Optimizing the Aggregation Propensity of Therapeutic Monoclonal Antibodies against Cancer and Autoimmune Diseases: A Computational Study

Monoclonal antibodies (mAbs) represent the most promising and rapidly growing class of therapeutic compounds for treating a wide variety of human chronic and acute diseases. Despite their benefits, a major drawback in the exploitation of antibodies is their tendency to form aggregates. As a result, severe immunological reactions in patients have been recorded.

In this study, we investigated the susceptibility of a set of therapeutic monoclonal antibodies to form aggregates. We selected antibodies that have all been approved by the U. S. Food and Drug Administration and are indicated for the treatment of various types of cancer and autoimmune diseases. The AMYLPRED 2 consensus method was used to predict ‘aggregation-prone’ regions on the surface of these proteins.
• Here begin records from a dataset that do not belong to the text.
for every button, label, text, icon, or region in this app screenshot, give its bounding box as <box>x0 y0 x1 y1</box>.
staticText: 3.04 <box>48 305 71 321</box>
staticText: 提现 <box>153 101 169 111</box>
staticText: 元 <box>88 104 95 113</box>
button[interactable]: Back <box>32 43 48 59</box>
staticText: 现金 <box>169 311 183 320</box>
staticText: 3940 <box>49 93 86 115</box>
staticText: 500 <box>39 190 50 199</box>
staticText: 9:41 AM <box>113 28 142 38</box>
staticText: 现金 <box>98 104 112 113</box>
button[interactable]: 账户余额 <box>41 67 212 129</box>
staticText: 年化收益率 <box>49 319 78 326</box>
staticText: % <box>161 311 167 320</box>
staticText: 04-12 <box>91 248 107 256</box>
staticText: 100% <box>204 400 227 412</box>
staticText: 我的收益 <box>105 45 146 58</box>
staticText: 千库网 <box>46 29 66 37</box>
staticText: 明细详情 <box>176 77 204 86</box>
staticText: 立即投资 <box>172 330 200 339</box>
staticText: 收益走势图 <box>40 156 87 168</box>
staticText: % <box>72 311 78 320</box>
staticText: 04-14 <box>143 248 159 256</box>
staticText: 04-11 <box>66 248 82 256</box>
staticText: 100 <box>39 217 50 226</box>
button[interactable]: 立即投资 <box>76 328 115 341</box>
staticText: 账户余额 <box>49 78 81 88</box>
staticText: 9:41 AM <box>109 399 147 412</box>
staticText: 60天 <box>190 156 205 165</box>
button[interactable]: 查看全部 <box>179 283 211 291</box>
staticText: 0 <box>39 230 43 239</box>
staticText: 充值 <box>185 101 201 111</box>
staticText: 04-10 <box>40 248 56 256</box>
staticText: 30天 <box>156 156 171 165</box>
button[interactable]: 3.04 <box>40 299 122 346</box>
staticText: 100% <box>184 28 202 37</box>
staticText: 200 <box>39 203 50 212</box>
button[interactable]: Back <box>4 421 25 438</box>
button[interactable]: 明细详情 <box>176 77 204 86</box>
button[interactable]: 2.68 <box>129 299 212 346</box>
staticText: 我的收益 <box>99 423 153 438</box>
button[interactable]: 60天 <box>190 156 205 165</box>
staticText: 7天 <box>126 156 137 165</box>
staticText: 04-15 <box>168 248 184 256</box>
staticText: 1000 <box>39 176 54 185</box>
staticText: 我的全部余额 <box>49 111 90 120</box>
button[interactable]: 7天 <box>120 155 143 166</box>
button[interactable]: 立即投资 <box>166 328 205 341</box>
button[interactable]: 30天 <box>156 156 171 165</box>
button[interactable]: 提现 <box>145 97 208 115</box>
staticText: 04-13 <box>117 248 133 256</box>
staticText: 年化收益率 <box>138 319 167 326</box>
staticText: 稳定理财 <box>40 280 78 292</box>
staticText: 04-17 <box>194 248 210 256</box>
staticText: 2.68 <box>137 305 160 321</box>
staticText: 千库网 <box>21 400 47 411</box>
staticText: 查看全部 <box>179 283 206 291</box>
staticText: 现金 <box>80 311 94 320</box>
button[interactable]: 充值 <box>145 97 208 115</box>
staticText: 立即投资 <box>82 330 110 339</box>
These regions are conserved and observed in almost all monoclonal antibodies commercially available. Considering the amino acid sequences of these antibodies, common groups of ‘aggregation-prone’ regions were identified, called clusters. We successfully reduced or even fully eliminated ‘aggregation-prone’ groups (clusters) by specific ‘mutations’ of the amino acids with exposed side chains. This information may be useful in future studies of monoclonal antibodies by improving existing therapeutic products or by designing novel ones.